Tibet and Nepal

Qing control of Tibet reached its height in 1792, but thereafter China became unable to protect that region from foreign invasion. When an army from northern India invaded western Tibet in 1841, China could not afford to reinforce the Tibetans, who expelled the enemy on their own. China was a mere bystander during a coup d’état in Lhasa in 1844 and could not protect Tibet when it was invaded by Gurkhas in 1855. Tibet thus tended to free itself from Qing control.
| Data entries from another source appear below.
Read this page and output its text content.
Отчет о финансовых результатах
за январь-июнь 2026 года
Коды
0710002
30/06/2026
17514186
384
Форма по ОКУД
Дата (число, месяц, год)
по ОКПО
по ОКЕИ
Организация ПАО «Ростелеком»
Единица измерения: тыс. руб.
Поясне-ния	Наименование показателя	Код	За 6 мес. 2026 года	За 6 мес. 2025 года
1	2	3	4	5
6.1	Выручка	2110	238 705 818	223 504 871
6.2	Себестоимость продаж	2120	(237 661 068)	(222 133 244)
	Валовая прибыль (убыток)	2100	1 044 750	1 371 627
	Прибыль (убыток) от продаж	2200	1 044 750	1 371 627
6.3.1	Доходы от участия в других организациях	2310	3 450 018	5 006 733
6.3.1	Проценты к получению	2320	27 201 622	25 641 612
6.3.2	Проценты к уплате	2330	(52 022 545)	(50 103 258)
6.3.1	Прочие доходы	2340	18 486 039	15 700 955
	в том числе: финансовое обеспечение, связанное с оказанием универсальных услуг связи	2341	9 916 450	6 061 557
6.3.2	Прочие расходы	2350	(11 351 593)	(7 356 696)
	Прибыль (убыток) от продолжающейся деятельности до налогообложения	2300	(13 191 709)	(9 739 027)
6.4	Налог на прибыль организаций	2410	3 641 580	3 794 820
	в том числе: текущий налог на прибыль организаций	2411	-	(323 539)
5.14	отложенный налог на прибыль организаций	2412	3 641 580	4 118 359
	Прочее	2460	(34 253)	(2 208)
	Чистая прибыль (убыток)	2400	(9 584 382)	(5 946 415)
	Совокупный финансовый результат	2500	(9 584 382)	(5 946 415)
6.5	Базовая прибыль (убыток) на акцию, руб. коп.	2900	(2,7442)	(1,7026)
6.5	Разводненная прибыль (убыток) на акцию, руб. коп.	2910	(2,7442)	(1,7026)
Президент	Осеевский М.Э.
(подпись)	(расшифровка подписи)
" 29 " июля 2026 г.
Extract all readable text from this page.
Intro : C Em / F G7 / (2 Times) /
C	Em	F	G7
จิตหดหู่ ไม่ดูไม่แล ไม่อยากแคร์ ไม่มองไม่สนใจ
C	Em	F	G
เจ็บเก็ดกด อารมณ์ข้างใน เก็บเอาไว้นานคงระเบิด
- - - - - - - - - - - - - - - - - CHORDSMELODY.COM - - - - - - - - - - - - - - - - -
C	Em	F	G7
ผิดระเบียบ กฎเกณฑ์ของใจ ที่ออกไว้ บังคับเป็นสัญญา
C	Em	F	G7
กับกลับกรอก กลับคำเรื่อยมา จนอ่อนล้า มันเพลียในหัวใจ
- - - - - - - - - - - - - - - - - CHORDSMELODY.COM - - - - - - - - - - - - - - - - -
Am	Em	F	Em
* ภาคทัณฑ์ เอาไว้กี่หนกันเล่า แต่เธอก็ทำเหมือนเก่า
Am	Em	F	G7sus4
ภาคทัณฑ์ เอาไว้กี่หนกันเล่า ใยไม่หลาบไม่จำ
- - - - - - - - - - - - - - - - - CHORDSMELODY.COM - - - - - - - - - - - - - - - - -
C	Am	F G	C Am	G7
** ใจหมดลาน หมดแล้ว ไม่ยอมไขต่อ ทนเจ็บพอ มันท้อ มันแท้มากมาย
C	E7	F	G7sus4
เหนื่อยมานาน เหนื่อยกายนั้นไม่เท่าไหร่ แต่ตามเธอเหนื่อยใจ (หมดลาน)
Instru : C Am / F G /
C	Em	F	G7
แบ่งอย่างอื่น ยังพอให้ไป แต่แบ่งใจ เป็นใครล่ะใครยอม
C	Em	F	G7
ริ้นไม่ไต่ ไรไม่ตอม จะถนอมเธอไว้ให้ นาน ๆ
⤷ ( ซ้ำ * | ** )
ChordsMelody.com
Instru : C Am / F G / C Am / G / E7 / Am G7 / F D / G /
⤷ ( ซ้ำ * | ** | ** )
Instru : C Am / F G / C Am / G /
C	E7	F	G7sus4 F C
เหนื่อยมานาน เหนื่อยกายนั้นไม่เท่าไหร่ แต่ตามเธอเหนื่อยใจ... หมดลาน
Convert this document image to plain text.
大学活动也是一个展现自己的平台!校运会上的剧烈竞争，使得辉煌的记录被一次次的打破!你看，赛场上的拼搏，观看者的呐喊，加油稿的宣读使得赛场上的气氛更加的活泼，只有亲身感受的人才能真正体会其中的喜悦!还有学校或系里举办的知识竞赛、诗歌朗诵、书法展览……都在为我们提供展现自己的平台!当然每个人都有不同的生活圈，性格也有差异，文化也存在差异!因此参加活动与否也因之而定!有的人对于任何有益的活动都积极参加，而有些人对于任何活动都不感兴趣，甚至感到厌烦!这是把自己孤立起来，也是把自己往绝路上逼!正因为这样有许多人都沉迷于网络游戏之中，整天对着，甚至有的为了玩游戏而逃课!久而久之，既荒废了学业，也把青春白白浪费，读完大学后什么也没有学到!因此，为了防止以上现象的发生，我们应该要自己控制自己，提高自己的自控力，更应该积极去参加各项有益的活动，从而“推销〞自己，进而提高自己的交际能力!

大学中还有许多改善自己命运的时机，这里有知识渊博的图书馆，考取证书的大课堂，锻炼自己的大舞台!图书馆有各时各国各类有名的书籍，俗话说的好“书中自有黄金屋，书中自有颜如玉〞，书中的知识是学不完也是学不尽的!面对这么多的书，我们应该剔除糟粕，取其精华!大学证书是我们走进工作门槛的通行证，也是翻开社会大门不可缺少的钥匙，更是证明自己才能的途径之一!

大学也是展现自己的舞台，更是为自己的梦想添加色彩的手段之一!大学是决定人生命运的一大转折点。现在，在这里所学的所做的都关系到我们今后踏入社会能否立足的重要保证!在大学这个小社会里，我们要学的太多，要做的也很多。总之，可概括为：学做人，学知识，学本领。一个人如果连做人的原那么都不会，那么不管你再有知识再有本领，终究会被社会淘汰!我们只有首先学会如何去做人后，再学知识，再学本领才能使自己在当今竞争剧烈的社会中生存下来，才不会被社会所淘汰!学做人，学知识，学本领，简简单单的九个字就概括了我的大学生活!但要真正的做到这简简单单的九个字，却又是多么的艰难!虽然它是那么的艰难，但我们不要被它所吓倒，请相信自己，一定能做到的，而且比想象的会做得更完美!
The border dispute between Nepal and British India, which sharpened after 1801, had caused the Anglo-Nepalese War of 1814–16 and brought the Gurkhas under British influence. During the war the Gurkhas sent several missions to China in vain expectation of assistance. When political unrest flared up in Nepal after 1832, an anti-British clique seized power and sought assistance from China to form an anti-British common front with the Qing, then fighting the first Opium War. But this too was rejected. Jung Bahadur, who had become premier of Nepal in 1846, decided on a pro-British policy; his invasion of Tibet in 1855—which took advantage of the Taiping uprising in China—gained Nepal many privileges there. Though Nepal sent quinquennial missions to China until 1906, the Gurkhas did not recognize Chinese suzerainty.